Come eludere e placare, commemorare e onorare la morte? Per il compositore questi temi sarebbero diventati molto fecondi, sia drammaturgicamente sia musicalmente, ed avrebbero occupato il posto che altri musicisti del suo tempo avevano riservato all'amore romantico.3
E altrove prosegue la sua analisi:
Durante tutta la sua vita Mussorgskij fu molto angosciato dalla morte. La perdita di persone care, quali la madre, Viktor Hartmann, [...] era un evento semplicemente inaccettabile. I memoriali concordano nel raccontare che Mussorgskij, davanti alle loro tombe, singhiozzava come un bambino, che cominciò a bere biasimando se stesso per la disattenzione o la mancanza d'amore, e che infine compose alcuni brani musicali per ricordare ed evocare ciascuno di loro. Tattiche elusive che ressero per un po' di tempo. Poi il musicista cominciò a pensare, come fece in occasione della morte di Hartmann, che l'esistenza di una creazione artistica fosse sì preziosa, ma che la perdita del suo «creatore» (ovvero il processo della creatività troncato dalla morte) era una tragedia di fronte alla quale non c'era e non ci sarebbe dovuta essere nessuna consolazione.4
La studiosa allude ad una nota lettera di Mussorgskij, che si riferiva proprio alla recente scomparsa dell'amico Hartmann, mettendo a nudo i suoi sentimenti e la sua ribellione con una sincerità disarmante:
Lui [dicono] non esiste più, ma tutte le cose che ha avuto il tempo di portare a termine esistono e continueranno a esistere, e ci sono molte persone che traggono da esse una felicità tale da non dimenticare? [...] Se «lui» non ha vissuto invano, ma ha creato, che canaglia dovrebbe essere uno per riconciliarsi con la deliziosa «consolazione» che «ora ha smesso di creare». Non c'è e non ci dovrebbe essere nessuna pace in questo, non c'è e non ci dovrebbe essere nessuna consolazione, che per noi sarebbe flaccida. Se la natura sta solo facendo la civetta con un essere umano... [...] allora avrò la minor fiducia possibile in lei e la fisserò con sguardo severo... Ma ecco di nuovo il folle, non ha senso arrabbiarsi, quando si è impotenti.5
Parole come queste ci lasciano intravedere un uomo appassionato, per il quale l'amicizia raggiunge vette di empatia non comuni; un uomo che si interroga con violenza sul senso della sofferenza e della morte, e non riesce ad arrendersi all'idea di una «distruzione» dell'essere vivente, della sua personalità, della sua creatività.

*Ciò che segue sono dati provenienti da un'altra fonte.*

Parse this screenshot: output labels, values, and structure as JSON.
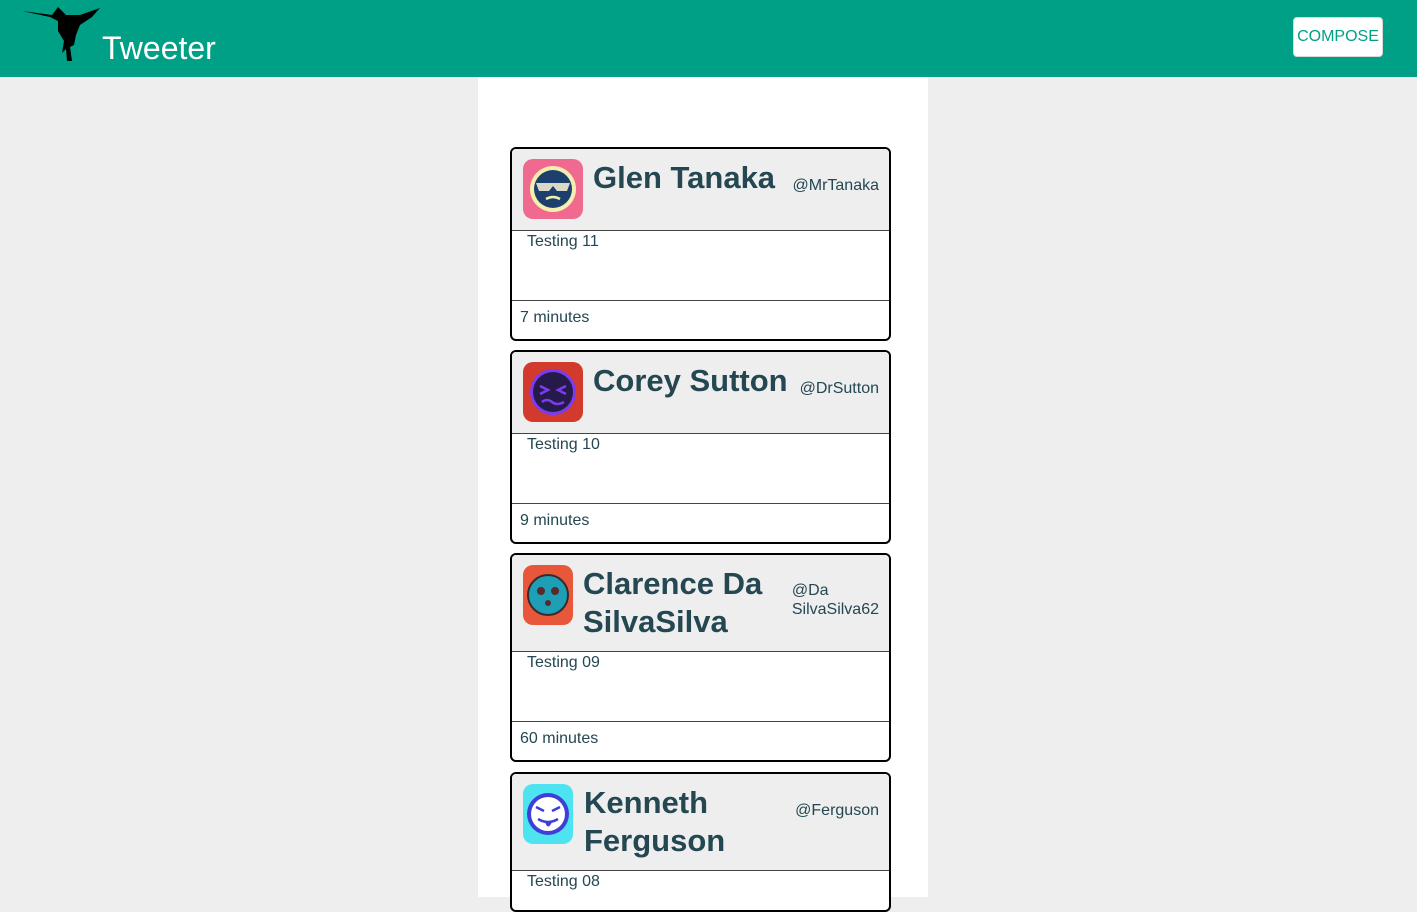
{
  "nav": {
    "brand": "Tweeter",
    "compose_label": "COMPOSE"
  },
  "colors": {
    "nav_bg": "#00a087",
    "page_bg": "#eeeeee",
    "text": "#244751"
  },
  "tweets": [
    {
      "name": "Glen Tanaka",
      "handle": "@MrTanaka",
      "text": "Testing 11",
      "time": "7 minutes",
      "avatar_icon": "sunglasses-face-icon",
      "avatar_bg": "#f06a8f"
    },
    {
      "name": "Corey Sutton",
      "handle": "@DrSutton",
      "text": "Testing 10",
      "time": "9 minutes",
      "avatar_icon": "squint-face-icon",
      "avatar_bg": "#d23a2e"
    },
    {
      "name_line1": "Clarence Da",
      "name_line2": "SilvaSilva",
      "handle_line1": "@Da",
      "handle_line2": "SilvaSilva62",
      "text": "Testing 09",
      "time": "60 minutes",
      "avatar_icon": "skull-face-icon",
      "avatar_bg": "#e8573a"
    },
    {
      "name_line1": "Kenneth",
      "name_line2": "Ferguson",
      "handle": "@Ferguson",
      "text": "Testing 08",
      "avatar_icon": "devil-tongue-face-icon",
      "avatar_bg": "#4de3f0"
    }
  ]
}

E forse è proprio la morte dell'artista a «scandalizzare» Mussorgskij più di ogni altra cosa. Se l'uomo, in quanto animale vivente, è sottoposto alla caducità della morte, la creatività, che accomuna la persona umana a quella divina, sembra particolarmente refrattaria a farsi soffocare in un materialismo che vede nella tomba la definitiva dissoluzione dell'uomo.
Mussorgskij se la prende con la «natura»: la metafora della seduzione (proseguita nella lettera in modo piuttosto esplicito) rivela il suo amore per la natura, per la vita, per il «principio» dell'esistenza (che assuma o no la forma di un Dio personale); lo scandalo del dolore, tuttavia, lo fa sentire come un innamorato tradito.

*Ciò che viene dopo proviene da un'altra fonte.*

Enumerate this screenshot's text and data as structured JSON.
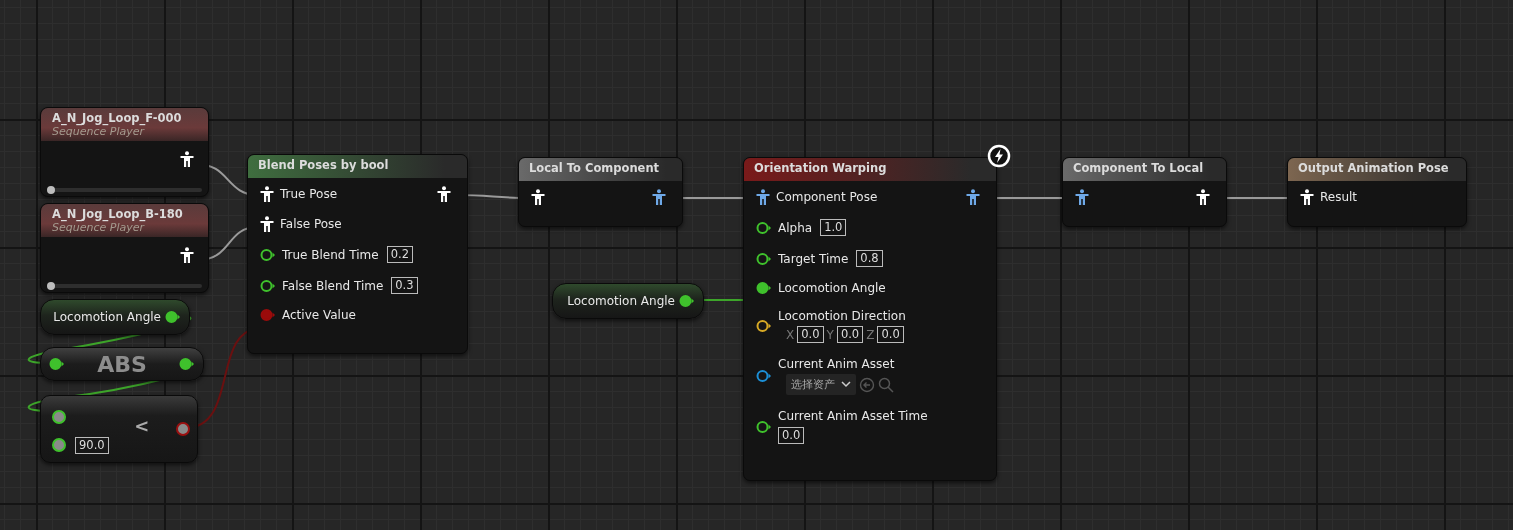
{
  "nodes": [
    {
      "kind": "sequence",
      "title": "A_N_Jog_Loop_F-000",
      "subtitle": "Sequence Player",
      "level": 0
    },
    {
      "kind": "sequence",
      "title": "A_N_Jog_Loop_B-180",
      "subtitle": "Sequence Player",
      "level": 0
    },
    {
      "kind": "variable",
      "title": "Locomotion Angle",
      "pin_connected": true
    },
    {
      "kind": "operator",
      "title": "ABS"
    },
    {
      "kind": "compare",
      "title": "<",
      "value": "90.0"
    },
    {
      "kind": "function",
      "title": "Blend Poses by bool",
      "color": "#3f6e3f",
      "rows": [
        {
          "input": {
            "kind": "pose",
            "label": "True Pose"
          },
          "output": {
            "kind": "pose"
          }
        },
        {
          "input": {
            "kind": "pose",
            "label": "False Pose"
          }
        },
        {
          "input": {
            "kind": "float",
            "label": "True Blend Time",
            "value": "0.2",
            "connected": false
          }
        },
        {
          "input": {
            "kind": "float",
            "label": "False Blend Time",
            "value": "0.3",
            "connected": false
          }
        },
        {
          "input": {
            "kind": "bool",
            "label": "Active Value",
            "connected": true
          }
        }
      ]
    },
    {
      "kind": "function",
      "title": "Local To Component",
      "color": "#6a6a6a",
      "rows": [
        {
          "input": {
            "kind": "pose"
          },
          "output": {
            "kind": "component_pose"
          }
        }
      ]
    },
    {
      "kind": "variable",
      "title": "Locomotion Angle",
      "pin_connected": true
    },
    {
      "kind": "function",
      "title": "Orientation Warping",
      "color": "#7a1a1a",
      "badge": true,
      "rows": [
        {
          "input": {
            "kind": "component_pose",
            "label": "Component Pose"
          },
          "output": {
            "kind": "component_pose"
          }
        },
        {
          "input": {
            "kind": "float",
            "label": "Alpha",
            "value": "1.0",
            "connected": false
          }
        },
        {
          "input": {
            "kind": "float",
            "label": "Target Time",
            "value": "0.8",
            "connected": false
          }
        },
        {
          "input": {
            "kind": "float",
            "label": "Locomotion Angle",
            "connected": true
          }
        },
        {
          "input": {
            "kind": "vector",
            "label": "Locomotion Direction",
            "connected": false,
            "components": [
              {
                "axis": "X",
                "value": "0.0"
              },
              {
                "axis": "Y",
                "value": "0.0"
              },
              {
                "axis": "Z",
                "value": "0.0"
              }
            ]
          }
        },
        {
          "input": {
            "kind": "asset",
            "label": "Current Anim Asset",
            "value": "选择资产",
            "connected": false
          }
        },
        {
          "input": {
            "kind": "float",
            "label": "Current Anim Asset Time",
            "value": "0.0",
            "connected": false
          }
        }
      ]
    },
    {
      "kind": "function",
      "title": "Component To Local",
      "color": "#6a6a6a",
      "rows": [
        {
          "input": {
            "kind": "component_pose"
          },
          "output": {
            "kind": "pose"
          }
        }
      ]
    },
    {
      "kind": "function",
      "title": "Output Animation Pose",
      "color": "#7d6650",
      "rows": [
        {
          "input": {
            "kind": "pose",
            "label": "Result"
          }
        }
      ]
    }
  ]
}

Ma «non ha senso arrabbiarsi, quando si è impotenti»: davanti a questo mistero, Mussorgskij sembra arrendersi, seppur senza la tranquilla rassegnazione che molti adottano in queste situazioni. Ed è proprio a questa mancanza di rassegnazione che la nostra lettura può tentare di appigliarsi: se Mussorgskij non lottasse, non si ribellasse, il suo orizzonte sarebbe davvero quello del materialismo, di un ateismo cupo ma convinto. Il rifiuto della morte è invece, a mio giudizio, una sorta di embrionale atto di fede, proprio perché si basa sul «non omnis moriar», sul desiderio quasi inespresso che la parte più nobile, più alta, quella artistica e creativa della personalità umana, non possano aver fine con la morte. La ribellione di Mussorgskij mi sembra postulare l'esistenza dell'anima; il riconoscimento della somiglianza che la creatività stabilisce tra la persona umana e quella divina sembra formulare il desiderio, se non la fede, che il «luogo» in cui questa creatività si manifesta sia immortale nell'uomo, così come è eterno in Dio.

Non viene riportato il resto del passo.